一気に梨ヶ瀬さんを異性として意識してしまって、頭がうまく働かない。上手い返しも見つからないまま、顔を赤くさせてしまい梨ヶ瀬さんを喜ばせてしまう。
「へえ、そんな顔してくれるようになったんだ? 前よりちょっとは横井さんに男とし認識されてきたって思っていいのかな?」
本当は分かってるくせに、わざわざ問い詰めるようなことをするなんてこの人は本当に意地悪だ。なんとも思ってない相手に、私がこんな反応するわけないって知っているだろうに。

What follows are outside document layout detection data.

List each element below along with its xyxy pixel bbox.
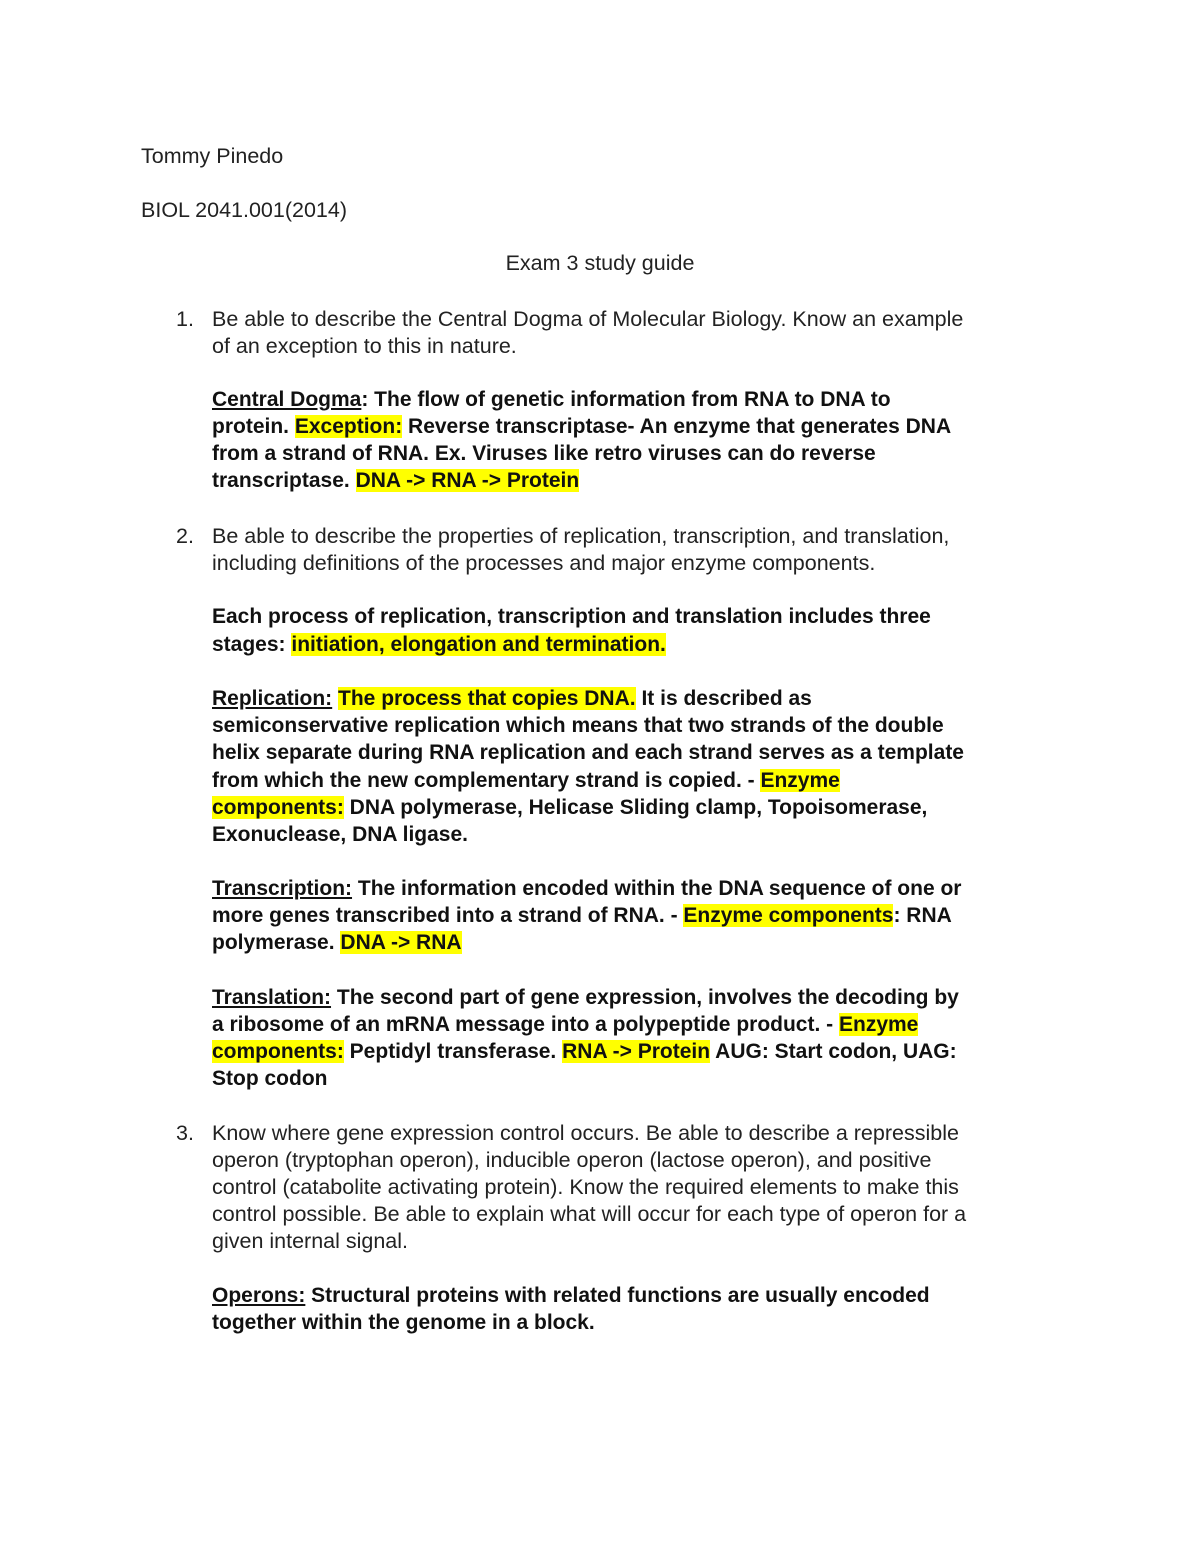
q3-question-line-1: Know where gene expression control occurs. Be able to describe a repressible <box>212 1121 959 1145</box>
replication-line-2: semiconservative replication which means that two strands of the double <box>212 714 944 737</box>
rna-protein-highlight: RNA -> Protein <box>562 1040 711 1063</box>
replication-text: from which the new complementary strand is copied. - <box>212 769 761 792</box>
q2-question-line-1: Be able to describe the properties of replication, transcription, and translation, <box>212 524 950 548</box>
translation-line-1 <box>212 984 959 1011</box>
components-highlight: components: <box>212 1040 344 1063</box>
exception-label: Exception: <box>294 415 403 438</box>
translation-line-3 <box>212 1038 957 1065</box>
transcription-text: more genes transcribed into a strand of RNA. - <box>212 904 684 927</box>
q2-question-line-2: including definitions of the processes and major enzyme components. <box>212 551 876 575</box>
operons-text: Structural proteins with related functions are usually encoded <box>305 1284 930 1307</box>
q1-question-line-1: Be able to describe the Central Dogma of Molecular Biology. Know an example <box>212 307 964 331</box>
course-code: BIOL 2041.001(2014) <box>141 198 347 222</box>
stages-highlight: initiation, elongation and termination. <box>291 633 666 656</box>
replication-line-3: helix separate during RNA replication and each strand serves as a template <box>212 741 964 764</box>
replication-line-5 <box>212 794 927 821</box>
operons-line-1 <box>212 1282 930 1309</box>
replication-highlight: The process that copies DNA. <box>338 687 636 710</box>
q1-answer-line-4 <box>212 467 579 494</box>
q1-number: 1. <box>176 307 194 331</box>
q1-answer-line-1 <box>212 386 891 413</box>
q1-answer-line-2 <box>212 413 951 440</box>
replication-line-6: Exonuclease, DNA ligase. <box>212 823 468 846</box>
transcription-line-1 <box>212 875 961 902</box>
translation-label: Translation: <box>212 986 332 1009</box>
components-highlight: components: <box>212 796 344 819</box>
translation-line-2 <box>212 1011 918 1038</box>
replication-line-4 <box>212 767 840 794</box>
enzyme-components-highlight: Enzyme components <box>683 904 894 927</box>
author-name: Tommy Pinedo <box>141 144 284 168</box>
q3-question-line-4: control possible. Be able to explain what will occur for each type of operon for a <box>212 1202 967 1226</box>
translation-text: The second part of gene expression, involves the decoding by <box>331 986 959 1009</box>
q1-answer-text: Reverse transcriptase- An enzyme that generates DNA <box>402 415 952 438</box>
enzyme-highlight: Enzyme <box>760 769 840 792</box>
q1-answer-text: protein. <box>212 415 295 438</box>
replication-line-1 <box>212 685 812 712</box>
enzyme-highlight: Enzyme <box>838 1013 919 1036</box>
transcription-line-3 <box>212 929 462 956</box>
stages-line-2 <box>212 631 666 658</box>
document-title: Exam 3 study guide <box>505 251 695 275</box>
q3-number: 3. <box>176 1121 194 1145</box>
q1-answer-text: transcriptase. <box>212 469 356 492</box>
q2-number: 2. <box>176 524 194 548</box>
transcription-text: : RNA <box>893 904 952 927</box>
transcription-line-2 <box>212 902 952 929</box>
q3-question-line-5: given internal signal. <box>212 1229 409 1253</box>
transcription-text: polymerase. <box>212 931 341 954</box>
transcription-label: Transcription: <box>212 877 353 900</box>
q1-answer-line-3: from a strand of RNA. Ex. Viruses like retro viruses can do reverse <box>212 442 876 465</box>
dna-rna-highlight: DNA -> RNA <box>340 931 462 954</box>
translation-line-4: Stop codon <box>212 1067 328 1090</box>
replication-label: Replication: <box>212 687 333 710</box>
q3-question-line-2: operon (tryptophan operon), inducible operon (lactose operon), and positive <box>212 1148 932 1172</box>
q3-question-line-3: control (catabolite activating protein). Know the required elements to make this <box>212 1175 959 1199</box>
flow-highlight: DNA -> RNA -> Protein <box>355 469 580 492</box>
transcription-text: The information encoded within the DNA sequence of one or <box>352 877 962 900</box>
translation-text: Peptidyl transferase. <box>343 1040 563 1063</box>
q1-question-line-2: of an exception to this in nature. <box>212 334 517 358</box>
stages-text: stages: <box>212 633 292 656</box>
replication-text: DNA polymerase, Helicase Sliding clamp, Topoisomerase, <box>343 796 928 819</box>
central-dogma-label: Central Dogma <box>212 388 362 411</box>
operons-label: Operons: <box>212 1284 306 1307</box>
stages-line-1: Each process of replication, transcription and translation includes three <box>212 605 931 628</box>
operons-line-2: together within the genome in a block. <box>212 1311 595 1334</box>
translation-text: a ribosome of an mRNA message into a polypeptide product. - <box>212 1013 839 1036</box>
q1-answer-text: : The flow of genetic information from RNA to DNA to <box>361 388 891 411</box>
translation-text: AUG: Start codon, UAG: <box>710 1040 957 1063</box>
replication-text: It is described as <box>635 687 812 710</box>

だからと言って素直に「はい、そうです」なんて言うつもりなんてない。こんな人に本気になったら私が振り回されるに決まってるんだから。
「最初からちゃんと分ってますよ、梨ヶ瀬さんは男の人だって」
「俺が言ってるのはそういう意味じゃないっていう事も、本当は分かってるくせにね?」
本当に嫌な男! こっちが誤魔化したいって言っているのに、少しもそうさせてくれないんだから。